Determine ascending functions $$\displaystyle f:\mathbb N^{*} \rightarrow \mathbb N^{*}$$ with the property that $$\displaystyle \frac{f(1)+f(2)+\cdots +f(n)}{f(1)f(2)+f(2)f(3)+\cdots +f(n)f(n+1)}=\frac{3}{2f(n)+4}$$ $$\displaystyle \forall n \in \mathbb N^{*}$$.

All the best,

Integrator

#### Integrator

Hello all,

Does nobody have any idea? Thank you very much!

All the best,

Integrator

Last edited by a moderator:

#### romsek

Math Team
Hello all,

Does nobody have any idea? Thank you very much!

All the best,

Integrator
I suspect people are getting tired of putting a lot of time into your brain teasers. You clearly know the answers to your questions ahead of time.

Last edited by a moderator:

#### skipjack

Forum Staff
How about $f(n) = n\ \forall n \in \mathbb N^{*}$?

#### Integrator

How about $f(n) = n\ \forall n \in \mathbb N^{*}$?
Hello,

Correct! And are there any other functions? How do we find all the functions? Thank you very much!

All the best,

Integrator

Last edited by a moderator:

#### Integrator

I suspect people are getting tired of putting a lot of time into your brain teasers. You clearly know the answers to your questions ahead of time.
Hello,

I do not know yet how to find all those functions ...I assumed that $$\displaystyle \sum_{k=1}^{n} f(k)=3\cdot g(n)$$ and $$\displaystyle \sum_{k=1}^{n} f(k)f(k+1)=[2f(n)+4]\cdot g(n)$$ where $$\displaystyle g(n) : \mathbb N^*\rightarrow \mathbb N^*$$ $$\displaystyle \forall n\in \mathbb N^*$$...

All the best,

Integrator

Last edited:

#### skipjack

Forum Staff
What do "ascending" and $N^*$ mean?

1 person

#### Integrator

What do "ascending" and $N^*$ mean?
Hello,

That is clear! Apart from $$\displaystyle f(n)=n$$, are other functions no longer? If there are no other functions, then how can we prove that $$\displaystyle f(n)=n$$ is the only function? The function $$\displaystyle f(n):\mathbb N^* \rightarrow \mathbb N^*$$ with $$\displaystyle f(n)=2n+3$$ and $$\displaystyle n\in \mathbb N^*$$, is ascending function? I think so....Thank you very much!

All the best,

Integrator

Last edited by a moderator:

#### skipjack

Forum Staff
That doesn't tell me what $\mathbb{N}^*$means.

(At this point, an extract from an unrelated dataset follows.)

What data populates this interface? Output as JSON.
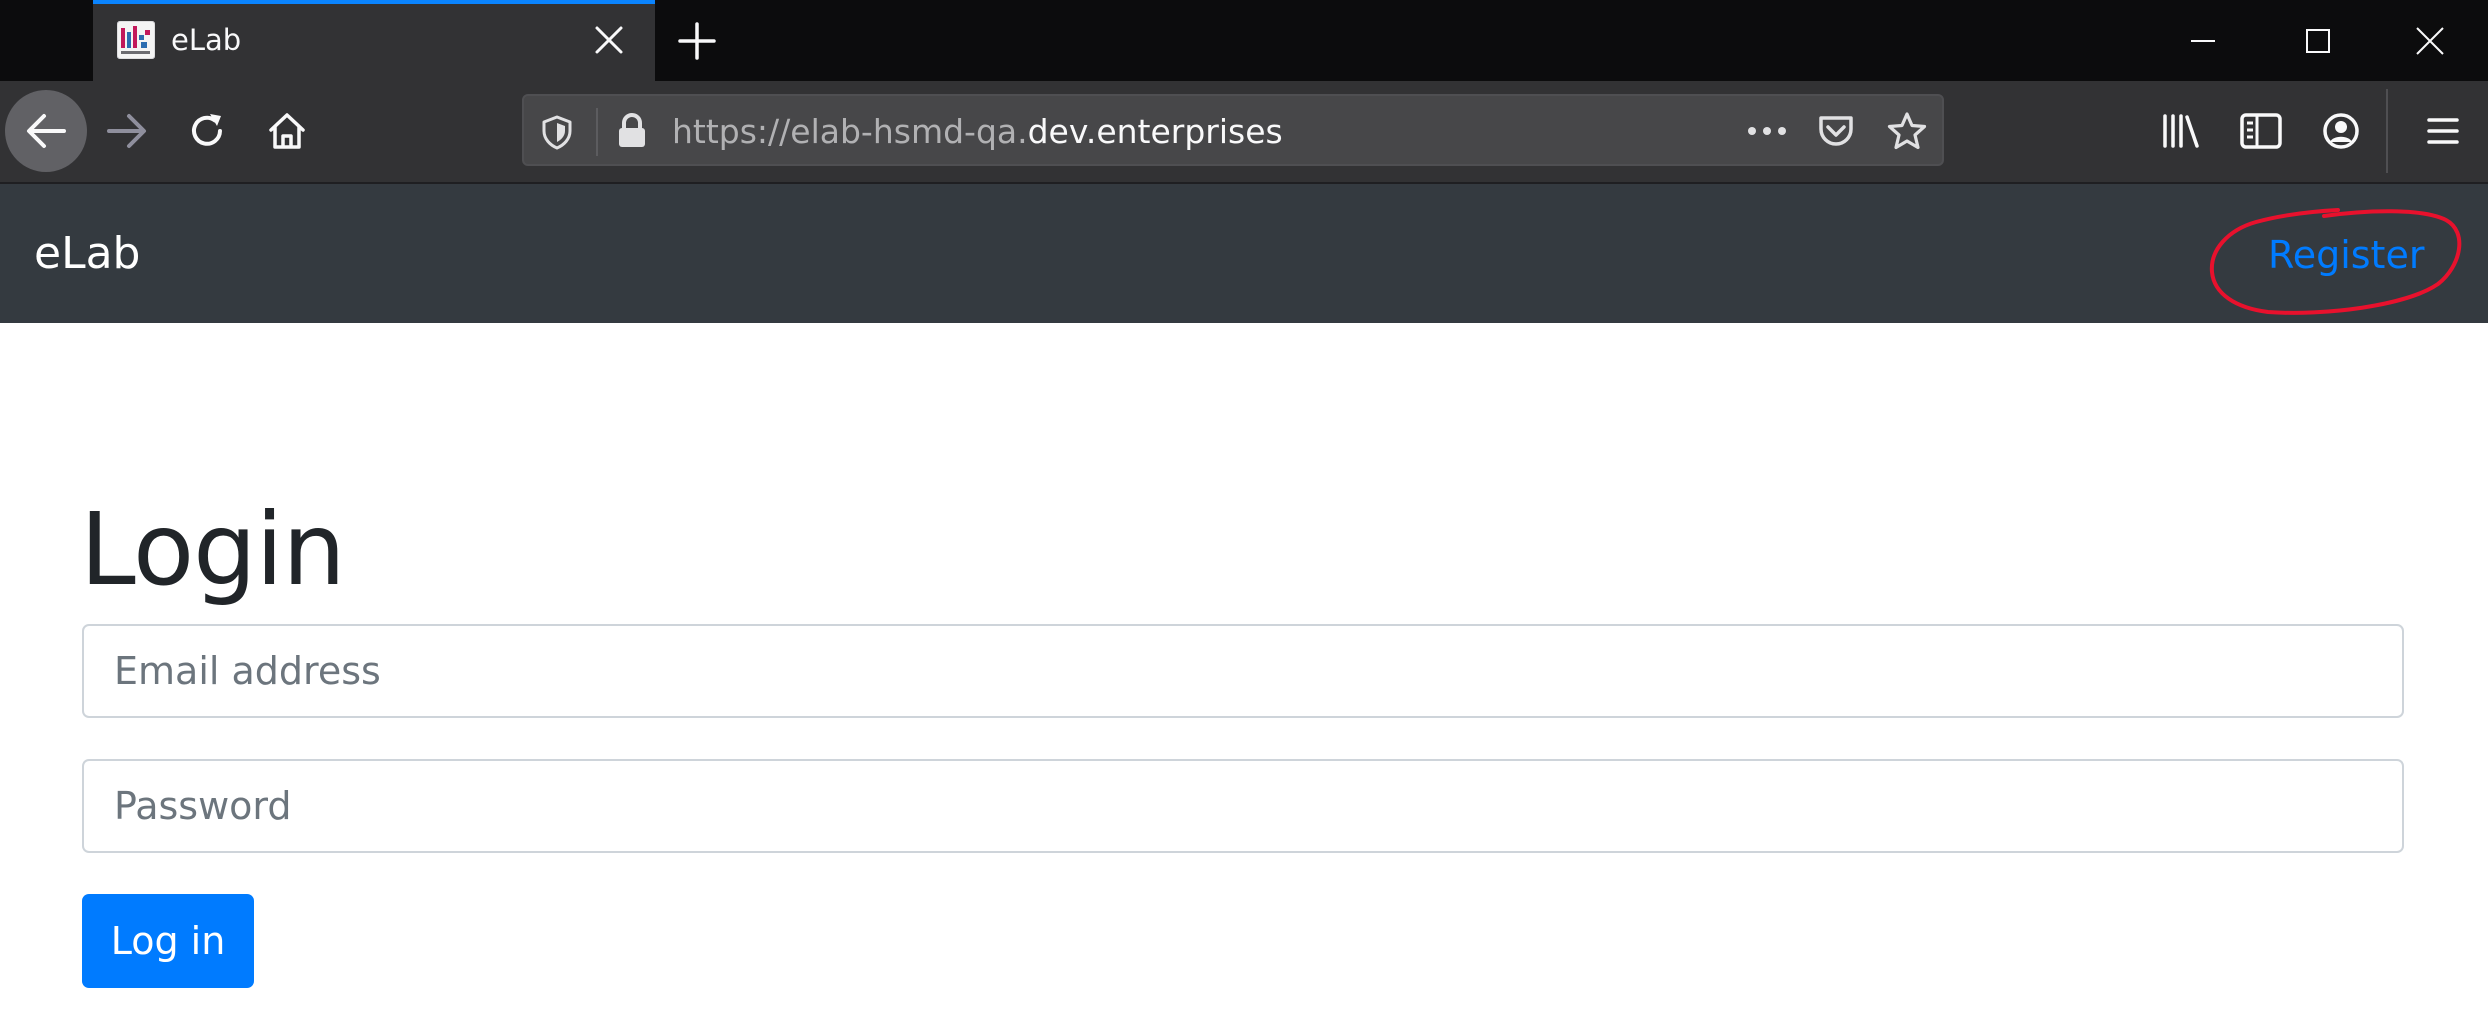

Also, is a constant function an ascending function?

#### Integrator

That doesn't tell me what $\mathbb{N}^*$means.

Also, is a constant function an ascending function?
Heloo,

I do not understand where you want to reach...
$$\displaystyle N^*$$ is the set of natural numbers greater than zero.The function $$\displaystyle f(n)=C$$ where $$\displaystyle C$$ is an arbitrary constant and $$\displaystyle C\in \mathbb N^*$$ is not a strictly ascending function.
---------------------------------
How do we prove that $$\displaystyle f(n)=n$$ is the only function that complies with the condition from the problem?Thank you very much!

All the best,

Integrator

Last edited by a moderator: